The transformation from a soluble β-tongue containing structure to an extended helical pore structure seen in SmhB and modelled in SmhA, occurs in a similar way for A. hydrophila AhlB7. In order for this conformational change to occur, the C-terminal loop and helix α7 must move to free the β-tongue to form the two extended trans-membrane helices in the pore conformation (α3-α4), with the N-terminal helix (α1) also moving from parallel to α7 to an end to end packing, resulting in a narrower more compact tail. Sequence analysis of possible family member homologues and mapping of conserved residues onto the soluble structures of SmhA, SmhB and NheA shows that many of the conserved residues are located in the head domain and are focused on two regions. First, a leucine zipper forms between conserved Leu and Ile residues in α4 and α5 (Fig. 4), packing the hydrophobic membrane-spanning residues in the core of the domain. The second region is between the N-terminus and β-tongue, which includes a family conserved glutamine (Q38 SmhA, Q32 SmhB, Q45 NheA) on the N-terminal helix α1 that forms hydrogen bonds with the β-sheet backbone of the β-tongue (Fig. 5A). In SmhA Q38 and in NheA Q45 also interact with Q263 and Q282, respectively on α6, a residue conserved in all A component proteins (Supplementary Fig. 4). In addition, both SmhA and SmhB contain a family conserved (conserved in all but 1 sequence) lysine residue at the C-terminus (K333 in both SmhA and SmhB) that forms a hydrogen bond with a conserved hydroxyl (T81 SmhA; T78 SmhB) on helix α2 (Fig. 5B, Supplementary Fig. 4). These three motifs also occur in the structures of AhlB7 and NheA23, but in NheA a glutamate (E351) and a glutamine (Q83) hydrogen bond at the position of the Lys to Thr interaction in SmhA and SmhB (Fig. 5B).
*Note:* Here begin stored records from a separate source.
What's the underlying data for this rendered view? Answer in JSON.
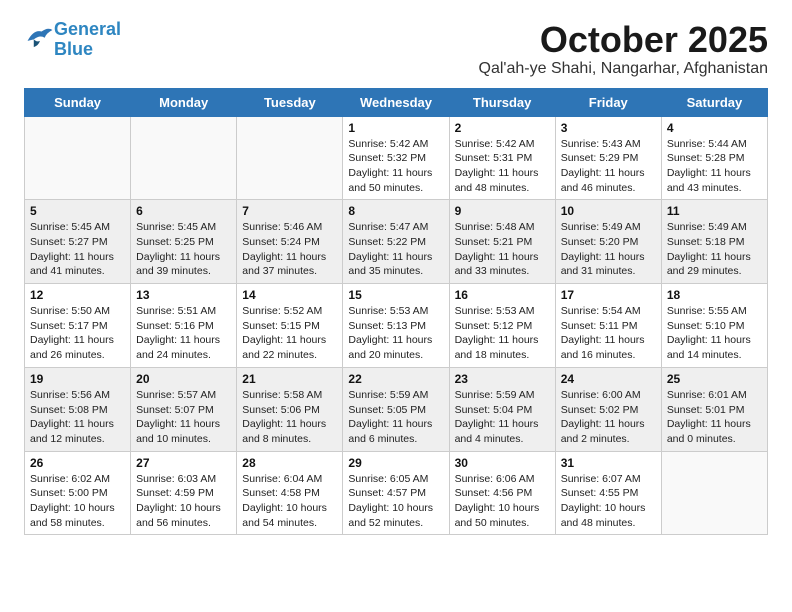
{
  "header": {
    "logo_line1": "General",
    "logo_line2": "Blue",
    "month": "October 2025",
    "location": "Qal'ah-ye Shahi, Nangarhar, Afghanistan"
  },
  "weekdays": [
    "Sunday",
    "Monday",
    "Tuesday",
    "Wednesday",
    "Thursday",
    "Friday",
    "Saturday"
  ],
  "weeks": [
    [
      {
        "day": "",
        "info": ""
      },
      {
        "day": "",
        "info": ""
      },
      {
        "day": "",
        "info": ""
      },
      {
        "day": "1",
        "info": "Sunrise: 5:42 AM\nSunset: 5:32 PM\nDaylight: 11 hours\nand 50 minutes."
      },
      {
        "day": "2",
        "info": "Sunrise: 5:42 AM\nSunset: 5:31 PM\nDaylight: 11 hours\nand 48 minutes."
      },
      {
        "day": "3",
        "info": "Sunrise: 5:43 AM\nSunset: 5:29 PM\nDaylight: 11 hours\nand 46 minutes."
      },
      {
        "day": "4",
        "info": "Sunrise: 5:44 AM\nSunset: 5:28 PM\nDaylight: 11 hours\nand 43 minutes."
      }
    ],
    [
      {
        "day": "5",
        "info": "Sunrise: 5:45 AM\nSunset: 5:27 PM\nDaylight: 11 hours\nand 41 minutes."
      },
      {
        "day": "6",
        "info": "Sunrise: 5:45 AM\nSunset: 5:25 PM\nDaylight: 11 hours\nand 39 minutes."
      },
      {
        "day": "7",
        "info": "Sunrise: 5:46 AM\nSunset: 5:24 PM\nDaylight: 11 hours\nand 37 minutes."
      },
      {
        "day": "8",
        "info": "Sunrise: 5:47 AM\nSunset: 5:22 PM\nDaylight: 11 hours\nand 35 minutes."
      },
      {
        "day": "9",
        "info": "Sunrise: 5:48 AM\nSunset: 5:21 PM\nDaylight: 11 hours\nand 33 minutes."
      },
      {
        "day": "10",
        "info": "Sunrise: 5:49 AM\nSunset: 5:20 PM\nDaylight: 11 hours\nand 31 minutes."
      },
      {
        "day": "11",
        "info": "Sunrise: 5:49 AM\nSunset: 5:18 PM\nDaylight: 11 hours\nand 29 minutes."
      }
    ],
    [
      {
        "day": "12",
        "info": "Sunrise: 5:50 AM\nSunset: 5:17 PM\nDaylight: 11 hours\nand 26 minutes."
      },
      {
        "day": "13",
        "info": "Sunrise: 5:51 AM\nSunset: 5:16 PM\nDaylight: 11 hours\nand 24 minutes."
      },
      {
        "day": "14",
        "info": "Sunrise: 5:52 AM\nSunset: 5:15 PM\nDaylight: 11 hours\nand 22 minutes."
      },
      {
        "day": "15",
        "info": "Sunrise: 5:53 AM\nSunset: 5:13 PM\nDaylight: 11 hours\nand 20 minutes."
      },
      {
        "day": "16",
        "info": "Sunrise: 5:53 AM\nSunset: 5:12 PM\nDaylight: 11 hours\nand 18 minutes."
      },
      {
        "day": "17",
        "info": "Sunrise: 5:54 AM\nSunset: 5:11 PM\nDaylight: 11 hours\nand 16 minutes."
      },
      {
        "day": "18",
        "info": "Sunrise: 5:55 AM\nSunset: 5:10 PM\nDaylight: 11 hours\nand 14 minutes."
      }
    ],
    [
      {
        "day": "19",
        "info": "Sunrise: 5:56 AM\nSunset: 5:08 PM\nDaylight: 11 hours\nand 12 minutes."
      },
      {
        "day": "20",
        "info": "Sunrise: 5:57 AM\nSunset: 5:07 PM\nDaylight: 11 hours\nand 10 minutes."
      },
      {
        "day": "21",
        "info": "Sunrise: 5:58 AM\nSunset: 5:06 PM\nDaylight: 11 hours\nand 8 minutes."
      },
      {
        "day": "22",
        "info": "Sunrise: 5:59 AM\nSunset: 5:05 PM\nDaylight: 11 hours\nand 6 minutes."
      },
      {
        "day": "23",
        "info": "Sunrise: 5:59 AM\nSunset: 5:04 PM\nDaylight: 11 hours\nand 4 minutes."
      },
      {
        "day": "24",
        "info": "Sunrise: 6:00 AM\nSunset: 5:02 PM\nDaylight: 11 hours\nand 2 minutes."
      },
      {
        "day": "25",
        "info": "Sunrise: 6:01 AM\nSunset: 5:01 PM\nDaylight: 11 hours\nand 0 minutes."
      }
    ],
    [
      {
        "day": "26",
        "info": "Sunrise: 6:02 AM\nSunset: 5:00 PM\nDaylight: 10 hours\nand 58 minutes."
      },
      {
        "day": "27",
        "info": "Sunrise: 6:03 AM\nSunset: 4:59 PM\nDaylight: 10 hours\nand 56 minutes."
      },
      {
        "day": "28",
        "info": "Sunrise: 6:04 AM\nSunset: 4:58 PM\nDaylight: 10 hours\nand 54 minutes."
      },
      {
        "day": "29",
        "info": "Sunrise: 6:05 AM\nSunset: 4:57 PM\nDaylight: 10 hours\nand 52 minutes."
      },
      {
        "day": "30",
        "info": "Sunrise: 6:06 AM\nSunset: 4:56 PM\nDaylight: 10 hours\nand 50 minutes."
      },
      {
        "day": "31",
        "info": "Sunrise: 6:07 AM\nSunset: 4:55 PM\nDaylight: 10 hours\nand 48 minutes."
      },
      {
        "day": "",
        "info": ""
      }
    ]
  ]
}
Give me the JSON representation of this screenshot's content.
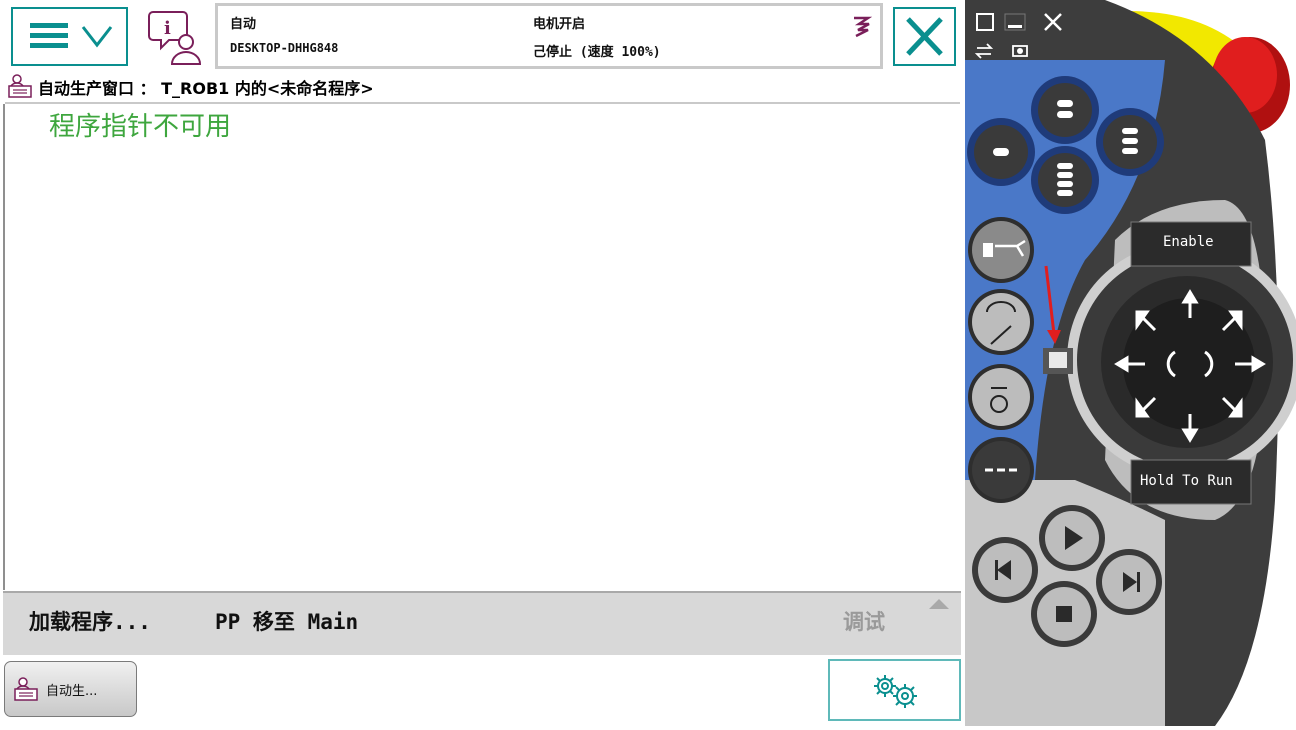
{
  "status": {
    "mode": "自动",
    "controller": "DESKTOP-DHHG848",
    "motors": "电机开启",
    "state": "己停止 (速度 100%)"
  },
  "window": {
    "title": "自动生产窗口 ： T_ROB1 内的<未命名程序>"
  },
  "content": {
    "message": "程序指针不可用"
  },
  "commands": {
    "load_program": "加载程序...",
    "pp_to_main": "PP 移至 Main",
    "debug": "调试"
  },
  "taskbar": {
    "tab_label": "自动生..."
  },
  "pendant": {
    "enable_label": "Enable",
    "hold_to_run_label": "Hold To Run"
  },
  "colors": {
    "teal": "#0a8f8f",
    "pp_message_green": "#3ea63e",
    "pendant_blue": "#4a78c8",
    "pendant_dark": "#3d3d3d",
    "estop_red": "#d11a1a",
    "yellow": "#f2e800"
  }
}
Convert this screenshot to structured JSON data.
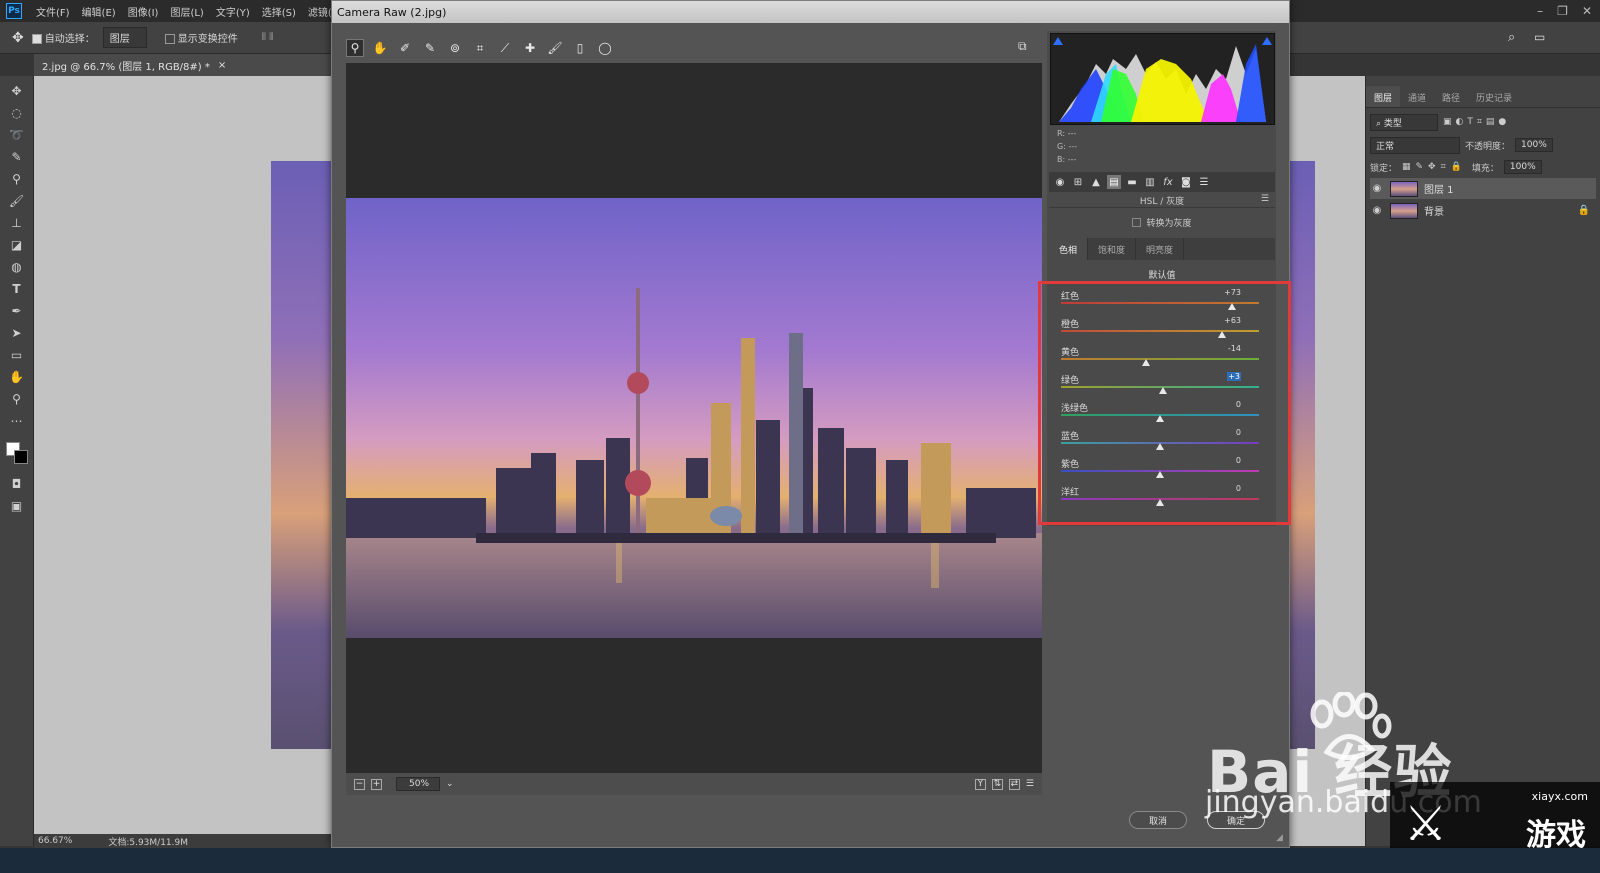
{
  "ps": {
    "logo": "Ps",
    "menu": [
      "文件(F)",
      "编辑(E)",
      "图像(I)",
      "图层(L)",
      "文字(Y)",
      "选择(S)",
      "滤镜(T)"
    ],
    "options": {
      "auto_select_label": "自动选择：",
      "auto_select_value": "图层",
      "show_transform_label": "显示变换控件"
    },
    "doc_tab": "2.jpg @ 66.7% (图层 1, RGB/8#) *",
    "status": {
      "zoom": "66.67%",
      "doc": "文档:5.93M/11.9M"
    },
    "layers_panel": {
      "tabs": [
        "图层",
        "通道",
        "路径",
        "历史记录"
      ],
      "filter_kind": "类型",
      "blend_mode": "正常",
      "opacity_label": "不透明度：",
      "opacity_value": "100%",
      "lock_label": "锁定：",
      "fill_label": "填充：",
      "fill_value": "100%",
      "layers": [
        {
          "name": "图层 1",
          "selected": true
        },
        {
          "name": "背景",
          "selected": false
        }
      ]
    }
  },
  "camera_raw": {
    "title": "Camera Raw (2.jpg)",
    "rgb": {
      "r_label": "R:",
      "g_label": "G:",
      "b_label": "B:",
      "r": "---",
      "g": "---",
      "b": "---"
    },
    "panel_title": "HSL / 灰度",
    "convert_gray_label": "转换为灰度",
    "tabs": [
      "色相",
      "饱和度",
      "明亮度"
    ],
    "active_tab": "色相",
    "default_label": "默认值",
    "sliders": [
      {
        "label": "红色",
        "value": "+73",
        "level": 0.865,
        "colors": [
          "#c03a3a",
          "#c07a30"
        ]
      },
      {
        "label": "橙色",
        "value": "+63",
        "level": 0.815,
        "colors": [
          "#c04a3a",
          "#c0a030"
        ]
      },
      {
        "label": "黄色",
        "value": "-14",
        "level": 0.43,
        "colors": [
          "#c07a30",
          "#6ab03a"
        ]
      },
      {
        "label": "绿色",
        "value": "+3",
        "level": 0.515,
        "highlight": true,
        "colors": [
          "#a0a030",
          "#30b090"
        ]
      },
      {
        "label": "浅绿色",
        "value": "0",
        "level": 0.5,
        "colors": [
          "#30a060",
          "#3090c0"
        ]
      },
      {
        "label": "蓝色",
        "value": "0",
        "level": 0.5,
        "colors": [
          "#3aa0a0",
          "#7a3ac0"
        ]
      },
      {
        "label": "紫色",
        "value": "0",
        "level": 0.5,
        "colors": [
          "#3a50c0",
          "#c03ab0"
        ]
      },
      {
        "label": "洋红",
        "value": "0",
        "level": 0.5,
        "colors": [
          "#8a3ac0",
          "#c03a5a"
        ]
      }
    ],
    "zoom": "50%",
    "cancel_label": "取消",
    "ok_label": "确定"
  },
  "watermark": {
    "brand": "Bai  经验",
    "url": "jingyan.baidu.com",
    "corner_url": "xiayx.com",
    "corner_game": "游戏"
  },
  "colors": {
    "highlight_box": "#e23a3a",
    "accent_blue": "#2d6db6"
  }
}
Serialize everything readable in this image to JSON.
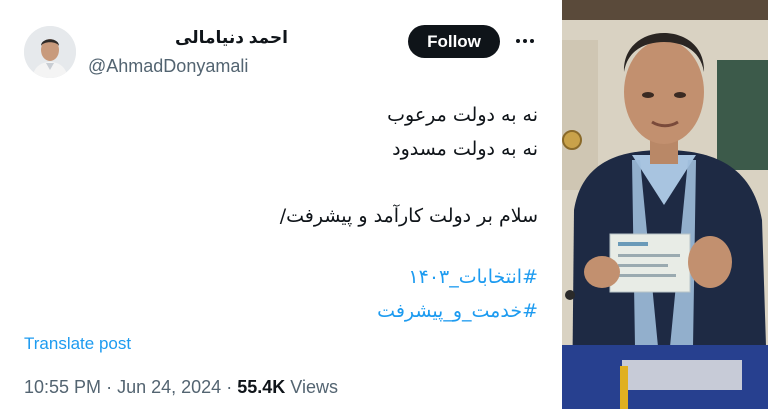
{
  "author": {
    "display_name": "احمد دنیامالی",
    "handle": "@AhmadDonyamali",
    "avatar_icon": "person-avatar"
  },
  "actions": {
    "follow_label": "Follow",
    "more_icon": "more-horizontal-icon"
  },
  "tweet": {
    "lines": [
      "نه به دولت مرعوب",
      "نه به دولت مسدود",
      "سلام بر دولت کارآمد و پیشرفت/"
    ],
    "hashtags": [
      "#انتخابات_۱۴۰۳",
      "#خدمت_و_پیشرفت"
    ],
    "translate_label": "Translate post"
  },
  "meta": {
    "time": "10:55 PM",
    "separator": "·",
    "date": "Jun 24, 2024",
    "views_count": "55.4K",
    "views_label": "Views"
  },
  "colors": {
    "link": "#1d9bf0",
    "text": "#0f1419",
    "muted": "#536471"
  }
}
As the interactions between these conserved residues are present in the known soluble structures of all the tripartite A and B components and are disrupted during the soluble to pore transition on pore formation, it is likely that these residues play an important role in the interaction between the head and tail domains, possibly acting as latches to precipitate the conformational change in all of these β-tongue containing tripartite α-PFT proteins.

Figure 4
figure 4

Conserved mechanisms for head domain folding. SmhA (left, purple), SmhB (right, green) and NheA (below, pale blue) adopt a leucine zipper between α4 and α5, formed from family conserved residues (light brown) to hide hydrophobic residues and stabilise the head domain.

Figure 5
figure 5

Family conserved hinge residues show conserved latch residues for head domain folding. (A) Hydrogen bonding between conserved glutamine residues to the main chain of the β-tongue in SmhA (top), SmhB (centre) and NheA (bottom). (B) Conserved Lys and Thr residues (light brown) interact between α2 and the C-terminal helix in soluble SmhA (top), and SmhB (centre), an equivalent interaction (Q83-E351) is seen in NheA (bottom).

Discussion

Studies of the ClyA family tripartite PFTs have shown a number of mechanisms by which different family members assemble their active pores. Nhe is proposed to first form BC pro-pores by binding of BC soluble complexes to the membrane before recruitment of further B to form the pro-pore, followed by the rapid addition of A and lysis20,24,25. Hbl first binds Hbl-B (equivalent to the SmhC component) before rapid recruitment of Hbl-L1 (B-component) and finally Hbl-L2 (A-component)19. Ahl primes the membrane with AhlC allowing the recruitment of AhlB and AhlA7. All of these three tripartite toxins also vary in their required ratio for optimum activity, with both Nhe and Hbl forming inhibitory complexes when either the C component is in excess (NheC) or the A or B component are in excess (Hbl-L2, Hbl-L1), while no inhibitory effects are seen for any of the Ahl components, with proposed ratios of 10:10:1, 1:1:10 and 1:1:1 (A:B:C) for Nhe, Hbl and Ahl respectively7,14,18,19,24.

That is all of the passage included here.